これで終わりと思いきや、2人は玄関へ行き、依頼していないにもかかわらず、玄関の上下の鍵も取り換え、さらにドアガードも設置したという。
実際に取り付けられていたドアガード。母親にとっては全く必要のないモノだった。
作業後に母親が受け取った「作業依頼書」。そこには、ベランダの鍵の解錠に「39万2000円」。玄関の鍵の取り換えとドアガードの設置に「25万3000円」。計74万円が請求されていた。
男らは作業を終えるとその場で全額の支払いを求め、現金を所持していなかった母親を近くのATMまで行かせ金を引き出させたという。
(「マッハ鍵サポート」の被害者 Aさん)
「私が領収書を見てびっくりしたので。問い合わせても偽名で住所もなく全部ウソの領収書だと確認したので。電話してもつながらないし…」
請求書には会社名が書かれ、住所や電話番号などが記されているが、電話は通じなかったという。
請求書に書かれた住所を記者が訪れると…
取材班が請求書に書かれていた住所に向かってみた。
(記者リポート)
「住所はここですね。ただ事務所や会社のようなものは無くて、ガレージですね」
ガレージにいた人に話を聞いた。
(ガレージを利用する人)
「私はもうここは30年くらいかな。(ガレージが建ったのは)その前だから40年くらい前かな。(Q鍵の修理の会社なんですけれども全く知らないですか?)いや、知らないですね」
この場所は数十年前からガレージになっていて「鍵の業者は知らない」と話した。請求書に書かれた電話番号に取材班も何度も電話をかけたがつながらなかった。
電話で取材「高額請求の認識は?」
「マッハ鍵サポート」の被害を訴える人が相次ぎ、警察の捜査が続く中、取材班は運営会社とされる「株式会社キセキ」という会社を割り出した。その社長が今回逮捕された佐野精希容疑者だった。9月3日、会社に電話をかけてみると、担当者が電話に出た。
(担当者)「もしもし」
(記者)「株式会社キセキさんでしょうか?」
(担当者)「はい、そうです」
(記者)「代表の佐野精希さんですか?」
(担当者)「いえ、違います」
(記者)「代表の佐野精希さんはどちらにおられますか?」
(担当者)「基本的に僕らが電話を受けて対応するので、直接社長が受けて対応することはないと思います」
(記者)「『マッハ鍵サポート』を運営しているのは『キセキ』さんですか?」
(担当者)「一応、フランチャイズ契約とかしていて、他の業者さんも入っていますけれども」
(記者)「高額請求をされているという認識はありますか?」
(担当者)「何の案件かも、フランチャイズ先の業者が行ったのかもしれないので、その辺は全くわからないので」
会社側は取材に対して「わからない」などと繰り返し、佐野容疑者に取材を申し込んだが結局応じることはなかった。

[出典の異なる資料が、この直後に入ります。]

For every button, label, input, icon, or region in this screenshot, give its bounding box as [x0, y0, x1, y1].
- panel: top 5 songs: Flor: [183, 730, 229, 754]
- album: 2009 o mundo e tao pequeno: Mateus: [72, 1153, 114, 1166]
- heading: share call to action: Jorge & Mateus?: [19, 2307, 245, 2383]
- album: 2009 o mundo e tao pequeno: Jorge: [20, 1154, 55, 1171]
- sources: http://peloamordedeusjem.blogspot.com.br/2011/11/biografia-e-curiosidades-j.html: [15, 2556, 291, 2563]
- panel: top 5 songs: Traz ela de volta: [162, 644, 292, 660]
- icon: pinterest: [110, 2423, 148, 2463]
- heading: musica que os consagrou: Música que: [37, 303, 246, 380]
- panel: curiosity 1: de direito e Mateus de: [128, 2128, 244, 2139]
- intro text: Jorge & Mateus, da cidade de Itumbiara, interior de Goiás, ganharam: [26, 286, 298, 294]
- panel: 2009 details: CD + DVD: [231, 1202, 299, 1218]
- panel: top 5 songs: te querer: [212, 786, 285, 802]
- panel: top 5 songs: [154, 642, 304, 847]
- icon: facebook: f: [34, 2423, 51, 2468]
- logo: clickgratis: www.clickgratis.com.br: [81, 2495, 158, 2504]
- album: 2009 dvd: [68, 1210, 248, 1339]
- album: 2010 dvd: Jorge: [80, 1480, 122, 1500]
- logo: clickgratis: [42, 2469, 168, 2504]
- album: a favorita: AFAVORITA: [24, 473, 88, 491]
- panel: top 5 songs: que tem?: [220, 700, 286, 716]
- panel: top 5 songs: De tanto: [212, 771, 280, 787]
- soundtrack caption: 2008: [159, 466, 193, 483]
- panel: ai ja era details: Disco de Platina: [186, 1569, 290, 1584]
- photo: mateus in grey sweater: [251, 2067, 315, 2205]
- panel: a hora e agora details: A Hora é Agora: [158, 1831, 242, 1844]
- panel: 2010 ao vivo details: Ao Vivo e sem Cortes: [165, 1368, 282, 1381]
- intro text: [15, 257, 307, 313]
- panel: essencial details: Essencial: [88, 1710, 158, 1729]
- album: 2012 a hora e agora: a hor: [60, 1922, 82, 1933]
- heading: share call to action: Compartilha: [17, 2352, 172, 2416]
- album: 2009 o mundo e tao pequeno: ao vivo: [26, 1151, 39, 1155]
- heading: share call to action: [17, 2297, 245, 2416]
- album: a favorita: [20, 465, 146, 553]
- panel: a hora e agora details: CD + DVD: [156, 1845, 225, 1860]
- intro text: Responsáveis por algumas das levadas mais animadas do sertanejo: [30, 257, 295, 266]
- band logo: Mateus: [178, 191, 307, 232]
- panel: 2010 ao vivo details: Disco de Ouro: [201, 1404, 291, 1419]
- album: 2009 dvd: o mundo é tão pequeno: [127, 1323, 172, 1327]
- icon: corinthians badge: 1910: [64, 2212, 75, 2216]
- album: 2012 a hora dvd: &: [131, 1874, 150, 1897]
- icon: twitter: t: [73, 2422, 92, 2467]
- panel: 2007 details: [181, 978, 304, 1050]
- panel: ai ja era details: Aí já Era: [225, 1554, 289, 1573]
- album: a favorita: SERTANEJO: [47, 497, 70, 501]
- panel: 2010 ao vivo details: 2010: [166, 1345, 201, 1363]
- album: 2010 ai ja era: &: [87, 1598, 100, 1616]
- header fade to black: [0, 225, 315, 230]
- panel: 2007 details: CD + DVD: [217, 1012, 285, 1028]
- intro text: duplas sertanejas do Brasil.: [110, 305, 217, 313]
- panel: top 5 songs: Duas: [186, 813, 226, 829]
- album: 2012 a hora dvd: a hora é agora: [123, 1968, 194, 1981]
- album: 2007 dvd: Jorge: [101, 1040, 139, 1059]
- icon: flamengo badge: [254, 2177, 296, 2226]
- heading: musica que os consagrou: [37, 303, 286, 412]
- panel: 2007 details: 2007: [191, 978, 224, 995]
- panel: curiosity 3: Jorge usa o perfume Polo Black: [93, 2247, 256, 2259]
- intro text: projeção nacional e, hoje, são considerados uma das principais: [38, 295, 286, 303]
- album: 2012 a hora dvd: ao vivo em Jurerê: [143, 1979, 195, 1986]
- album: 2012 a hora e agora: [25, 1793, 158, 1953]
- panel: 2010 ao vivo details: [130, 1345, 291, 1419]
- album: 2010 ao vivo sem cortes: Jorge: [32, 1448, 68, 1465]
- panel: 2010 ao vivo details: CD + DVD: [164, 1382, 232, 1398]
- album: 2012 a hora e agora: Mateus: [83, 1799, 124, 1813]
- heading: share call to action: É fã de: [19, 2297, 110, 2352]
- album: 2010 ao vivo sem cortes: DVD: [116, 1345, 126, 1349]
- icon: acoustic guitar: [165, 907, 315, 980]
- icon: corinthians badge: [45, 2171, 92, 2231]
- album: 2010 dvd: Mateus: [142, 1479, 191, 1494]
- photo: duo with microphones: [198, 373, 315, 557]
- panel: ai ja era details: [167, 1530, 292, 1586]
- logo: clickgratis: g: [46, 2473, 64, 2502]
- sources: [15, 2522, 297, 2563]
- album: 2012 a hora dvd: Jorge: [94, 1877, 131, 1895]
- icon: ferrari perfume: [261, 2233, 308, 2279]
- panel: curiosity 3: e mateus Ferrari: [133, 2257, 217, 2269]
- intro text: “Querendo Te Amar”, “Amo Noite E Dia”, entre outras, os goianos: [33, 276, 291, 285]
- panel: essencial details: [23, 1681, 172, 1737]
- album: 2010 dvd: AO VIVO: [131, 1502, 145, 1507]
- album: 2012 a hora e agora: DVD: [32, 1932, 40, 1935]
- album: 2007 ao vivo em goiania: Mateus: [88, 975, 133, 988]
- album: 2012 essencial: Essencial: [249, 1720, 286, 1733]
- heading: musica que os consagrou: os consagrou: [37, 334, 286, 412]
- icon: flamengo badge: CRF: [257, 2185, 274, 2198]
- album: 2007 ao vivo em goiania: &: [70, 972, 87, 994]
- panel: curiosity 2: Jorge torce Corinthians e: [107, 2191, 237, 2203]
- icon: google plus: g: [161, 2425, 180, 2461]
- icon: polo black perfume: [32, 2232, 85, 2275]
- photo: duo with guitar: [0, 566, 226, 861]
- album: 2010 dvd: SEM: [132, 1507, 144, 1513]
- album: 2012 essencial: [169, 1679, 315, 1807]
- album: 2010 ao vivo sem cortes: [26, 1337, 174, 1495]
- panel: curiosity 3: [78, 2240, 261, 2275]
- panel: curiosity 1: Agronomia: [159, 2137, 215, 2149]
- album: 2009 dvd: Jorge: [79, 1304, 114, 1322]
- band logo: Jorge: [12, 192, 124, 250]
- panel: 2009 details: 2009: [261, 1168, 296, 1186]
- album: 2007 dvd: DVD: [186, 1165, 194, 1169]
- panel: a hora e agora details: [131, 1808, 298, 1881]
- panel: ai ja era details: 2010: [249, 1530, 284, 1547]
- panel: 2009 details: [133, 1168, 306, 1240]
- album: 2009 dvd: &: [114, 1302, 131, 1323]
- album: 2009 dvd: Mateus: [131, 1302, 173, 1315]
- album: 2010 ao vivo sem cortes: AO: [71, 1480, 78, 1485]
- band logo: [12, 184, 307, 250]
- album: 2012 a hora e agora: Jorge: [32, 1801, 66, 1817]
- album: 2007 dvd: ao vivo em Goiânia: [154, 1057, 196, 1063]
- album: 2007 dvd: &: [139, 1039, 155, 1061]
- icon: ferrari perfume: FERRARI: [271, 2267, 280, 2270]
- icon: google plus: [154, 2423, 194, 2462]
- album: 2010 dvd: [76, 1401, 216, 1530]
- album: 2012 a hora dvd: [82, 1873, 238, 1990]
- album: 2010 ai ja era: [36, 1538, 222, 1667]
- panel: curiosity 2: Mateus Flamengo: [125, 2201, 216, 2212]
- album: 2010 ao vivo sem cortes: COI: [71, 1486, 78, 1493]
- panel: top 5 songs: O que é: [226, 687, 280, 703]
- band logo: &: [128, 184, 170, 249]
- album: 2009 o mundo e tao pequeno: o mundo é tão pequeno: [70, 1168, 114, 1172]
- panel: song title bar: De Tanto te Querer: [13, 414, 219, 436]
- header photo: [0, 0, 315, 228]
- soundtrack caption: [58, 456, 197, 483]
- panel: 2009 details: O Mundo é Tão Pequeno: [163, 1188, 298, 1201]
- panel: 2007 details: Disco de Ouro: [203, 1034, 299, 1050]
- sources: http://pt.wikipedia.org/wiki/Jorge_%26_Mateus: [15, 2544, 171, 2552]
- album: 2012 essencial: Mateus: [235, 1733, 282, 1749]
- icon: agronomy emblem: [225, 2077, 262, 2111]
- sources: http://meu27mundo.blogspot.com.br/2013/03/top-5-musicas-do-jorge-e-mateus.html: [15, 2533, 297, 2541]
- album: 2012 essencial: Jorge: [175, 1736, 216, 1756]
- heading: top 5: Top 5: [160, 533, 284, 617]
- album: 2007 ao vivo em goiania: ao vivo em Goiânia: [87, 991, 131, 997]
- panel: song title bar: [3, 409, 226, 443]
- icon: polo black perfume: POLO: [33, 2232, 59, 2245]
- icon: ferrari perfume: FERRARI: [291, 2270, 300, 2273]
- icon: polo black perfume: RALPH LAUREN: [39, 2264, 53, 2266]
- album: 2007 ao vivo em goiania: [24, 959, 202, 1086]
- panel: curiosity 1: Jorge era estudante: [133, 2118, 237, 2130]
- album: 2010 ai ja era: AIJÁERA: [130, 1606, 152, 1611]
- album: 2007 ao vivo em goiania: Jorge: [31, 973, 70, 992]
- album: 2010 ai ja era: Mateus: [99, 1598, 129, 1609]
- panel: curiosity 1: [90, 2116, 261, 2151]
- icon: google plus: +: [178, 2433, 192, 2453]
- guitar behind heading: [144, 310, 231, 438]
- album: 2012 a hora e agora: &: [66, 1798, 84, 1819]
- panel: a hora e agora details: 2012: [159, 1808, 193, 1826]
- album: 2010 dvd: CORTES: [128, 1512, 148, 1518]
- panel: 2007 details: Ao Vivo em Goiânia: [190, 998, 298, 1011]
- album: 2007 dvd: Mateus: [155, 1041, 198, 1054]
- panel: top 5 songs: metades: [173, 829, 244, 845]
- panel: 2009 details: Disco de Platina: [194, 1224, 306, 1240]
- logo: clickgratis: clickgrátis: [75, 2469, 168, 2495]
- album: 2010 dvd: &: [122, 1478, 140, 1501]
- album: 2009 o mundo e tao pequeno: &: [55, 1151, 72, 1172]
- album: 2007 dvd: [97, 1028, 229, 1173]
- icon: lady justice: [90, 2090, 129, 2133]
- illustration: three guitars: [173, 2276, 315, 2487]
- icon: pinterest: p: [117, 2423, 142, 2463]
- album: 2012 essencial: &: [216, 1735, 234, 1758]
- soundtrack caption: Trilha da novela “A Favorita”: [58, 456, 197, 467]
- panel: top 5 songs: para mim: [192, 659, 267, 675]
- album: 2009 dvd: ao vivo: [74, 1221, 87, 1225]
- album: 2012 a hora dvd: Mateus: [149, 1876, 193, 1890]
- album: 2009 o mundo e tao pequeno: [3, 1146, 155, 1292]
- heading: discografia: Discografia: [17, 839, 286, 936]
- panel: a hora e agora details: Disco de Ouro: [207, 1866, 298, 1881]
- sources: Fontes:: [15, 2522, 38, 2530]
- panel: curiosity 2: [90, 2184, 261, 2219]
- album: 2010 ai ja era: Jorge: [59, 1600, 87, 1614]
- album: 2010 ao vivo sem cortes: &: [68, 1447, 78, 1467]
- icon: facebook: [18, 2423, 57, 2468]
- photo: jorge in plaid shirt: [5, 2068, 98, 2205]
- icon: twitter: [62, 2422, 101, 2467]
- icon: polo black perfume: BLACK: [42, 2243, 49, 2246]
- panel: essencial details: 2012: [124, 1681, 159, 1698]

捜査関係者によると、「高額請求をされた」などの被害相談が数十件寄せられていて、追及から免れるために虚偽の住所などを記載していたとみられている。
被害にあわないために…気を付けるポイントは?
取材班は今回、別の鍵の専門業者にAさんの74万円の請求書を見てもらった。
(カギの救急車・近鉄八尾駅前店 店長)
「えー、扉を換えたわけじゃないですよね。絶対頼んじゃだめですよね。それにしてもちょっとひどすぎる金額なんですけれども…」
カギの救急車によると、ベランダの鍵を解錠する相場は1か所当たり1万円程度で、玄関の鍵も1か所当たり2万円~3万円程だという。
(カギの救急車・近鉄八尾駅前店 店長)
「お店をかまえて、できればある程度年数やっているところの方が安心度は高いと思うんですよね。できれば数社に値段を聞いてみる。こういった業者に依頼する確率は減らしていけるかな」
誰でも陥る可能性のある「鍵トラブル」につけ込んだ今回の事件。警察は詐欺容疑も視野に捜査を進めている。